Why ideas matter more than how art is created
As AI-generated art becomes more prevalent, so do questions about its value and implications. Should it matter whether a human or an AI created a work? Stephanie Dinkins is the Kusama Endowed Professor of Art at Stony Brook University and a renowned artist focused on AI's intersection with social issues. She believes that while AI will change art, the ideas behind art matter more than the method of creation. She sees AI as an opportunity to push creative boundaries and produce better outcomes, especially for marginalized communities.
Kate MacArthur: Why work with AI?
Stephanie Dinkins: Because if AI is not ubiquitous now, it’s going to be. It impacts all our lives so much, whether we realize it or not, in the spaces that we understand, like our phones and things that we have. But also in much greater situations where many decisions are being made about our lives. I don't think we can afford not to delve into AI and think about it, because it is so intertwined in our world. It is crafting a lot of the structures that we live on top of.
MacArthur: You’ve worked with AI for more than a decade. What have you learned?
Dinkins: I've learned that AI is fraught. That people are trying in many instances to do better. Or at least when they are prodded to do the work of trying to clean biases out of datasets to make algorithms more transparent and open and visible for folks, they are trying.
In fact, as you watch the trajectory of generative systems, you can start to see when you're making images the ways in which companies have shifted in response to the calls from academics and others who have said, “This is biased. What are you going to do about it?” I've learned that there is a space of possibility to call for something different and to have that change. I've learned that sticking our head in the sand about the technology is not going to serve us.

MacArthur: Will it matter in the future that AI created something instead of a human?
Dinkins: I happen to think in the future it's not going to matter that much. We can talk about stopping it. But my philosophy has been AI just is, and that means I need to contend with what it brings with it. To me, that has meant a lot of what I'm calling surfing, like surfing with or on the technology. Thinking about what it does, thinking about what I do, thinking about how we get together and put those two things together to make something better than either of us might have created alone.
MacArthur: How will we consider talent and artistry when AI is part of the equation?
Dinkins: Yeah, what is talent? It is interesting to think about the AI that won the photo contest. The AI knows the rules of photography so well that it can produce something that looks like a photograph that people want to see. But what artists do often is break the rules and break out of those rules. Now we have to adjust where we place the idea of talent. Is rule-breaking now talent, which maybe benefits society when we're more willing to step out and do things in ways that are more unusual?
MacArthur: If people can get art they like for $20 instead of $2,000, what’s wrong with that?

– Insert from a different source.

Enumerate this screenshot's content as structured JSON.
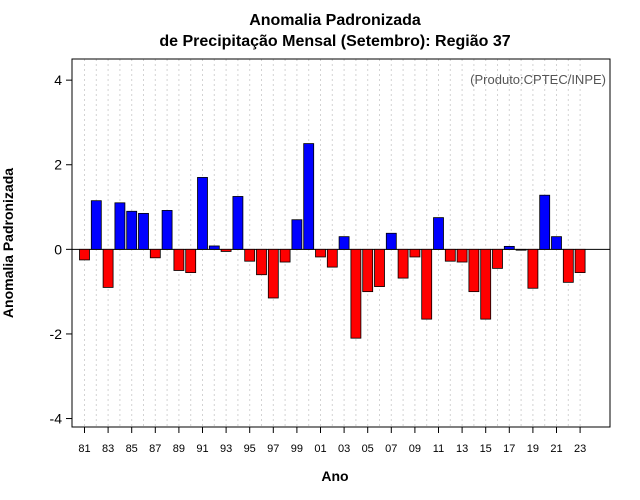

Dinkins: The way that it is more democratically spread is new, but we've always done this. It's just who's taking from who and what space? This is an interesting question because what does it mean when the masses are so threatened by something that we've always done that we want to curtail it? It's just a faster, more expedient way to do it, which makes it much more frightening because everybody can do it.
“My take on art is that the concept, the idea, the intellectual question is the art, not the thing.”
MacArthur: Does AI art cheapen the value of art?
Dinkins: My take on art is that the concept, the idea, the intellectual question is the art, not the thing. If you think like that, then it doesn't matter, because the idea is here and can take its form in many ways. Versus this object that is something to be revered for some reason. That's kind of a voting system where a bunch of people got together and said, “This is worth this because we are willing to spend this much money on it,” and there is a whole system that is set up to uphold that. I'm hopeful that it will allow us to be more adventurous and open and produce differently, because suddenly we can't rely on those systems that are actually pretty exclusionary.
MacArthur: Could human art become more valued as a result? How would AI change the value game?
Dinkins: It’s so hard to say where value lies. It feels to me that someone is always going to want to support at least some kind of art and feel like they have the market on something particular.
But that uniqueness now becomes something you lock away. You definitely can't put it into public digital space because then we can just clone it. Do we start making things for black boxes that just sit in containers so that the beauty is not available? Or do we unleash the beauty, whether it’s AI beauty, human beauty, hybrid, and consider that a way forward?